Gözlerini kaybeden vezir!..
27/02/2023 Pazartesi Köşe yazarı A.U
Bursa'da müderrislik ve kadılık
yapan Molla Fenârî hazretleri, ipekçilik
yaparak nafakasını temin ederdi.
Kazandığı paralarla çok hayrât ve hasenâtta bulunurdu.
Ömrü sona yaklaştı.
Gözlerine perde geldi.
Sultânın bir vezîri vardı.
İsmi, Hacı İvaz Paşa idi.
Bu vezîr, bir konuda Molla Fenârî'ye kızmış ve gözleri görmez
olunca, hırsından; "Dilerim o âmâ ihtiyarın namazını
ben kıldırayım” demişti.
O, bunu duydu.
Ve buyurdu ki:
"Ol
kimse câhildir. Cenâze namâzını kıldıramaz.

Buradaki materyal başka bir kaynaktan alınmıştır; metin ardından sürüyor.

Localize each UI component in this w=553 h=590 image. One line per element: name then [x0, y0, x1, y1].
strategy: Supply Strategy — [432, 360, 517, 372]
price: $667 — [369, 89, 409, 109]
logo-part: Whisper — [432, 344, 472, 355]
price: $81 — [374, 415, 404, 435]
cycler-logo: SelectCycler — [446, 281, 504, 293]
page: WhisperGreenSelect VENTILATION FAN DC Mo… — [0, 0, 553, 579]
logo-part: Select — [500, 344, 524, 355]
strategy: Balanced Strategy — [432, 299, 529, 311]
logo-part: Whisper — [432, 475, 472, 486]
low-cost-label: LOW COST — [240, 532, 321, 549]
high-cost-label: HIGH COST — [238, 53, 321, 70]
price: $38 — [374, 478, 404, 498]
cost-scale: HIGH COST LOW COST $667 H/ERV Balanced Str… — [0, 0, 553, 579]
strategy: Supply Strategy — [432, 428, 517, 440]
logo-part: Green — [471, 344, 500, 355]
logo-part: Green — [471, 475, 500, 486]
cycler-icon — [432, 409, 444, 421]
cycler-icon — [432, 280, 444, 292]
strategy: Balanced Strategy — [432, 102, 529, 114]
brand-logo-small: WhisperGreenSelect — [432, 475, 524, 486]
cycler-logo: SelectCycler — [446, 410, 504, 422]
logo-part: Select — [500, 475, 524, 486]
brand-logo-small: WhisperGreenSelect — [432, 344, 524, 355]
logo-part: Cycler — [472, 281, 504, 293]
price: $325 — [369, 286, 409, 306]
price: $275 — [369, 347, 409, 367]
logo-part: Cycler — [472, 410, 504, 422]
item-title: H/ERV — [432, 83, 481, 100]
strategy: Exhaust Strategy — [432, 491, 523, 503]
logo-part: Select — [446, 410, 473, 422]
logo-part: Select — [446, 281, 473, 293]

Rabbimden ümîdim şudur ki; bana
(Şifâ) buyurup, onu (Âmâ) eyliye ve onun namâzını (Ben) edâ edeyim.”
Bir müddet geçti.
Gece bir “rüyâ” gördü.
Efendimiz ona;
“Tâhâ
sûresini tefsîr et" buyurunca;
“Yüksek huzûrunuzda, Kur’ân-ı kerîm’i tefsîr etmeye gücüm
olmadığı gibi gözlerim de görmüyor” dedi.
Server-i âlem, mübârek hırkasından bir parça (Pamuk) çıkarıp
mübârek (Tükürüğü) ile ıslattıktan sonra
gözlerinin üzerine koydu.
Molla Fenârî uyandı.
Pamuğu, gözlerinin üstünde buldu.
Usulca onu aldı.
Ve görmeye başladı.
O pamuğu saklayıp;
“Ben
öldüğümde, bunları gözlerimin üzerine koyun” diye
vasiyet etti.
Bir müddet geçti.
O vezîr “Kör” oldu.
Sonra vefât etti.
Cenâze namazını Molla Fenârî hazretleri kıldırdı.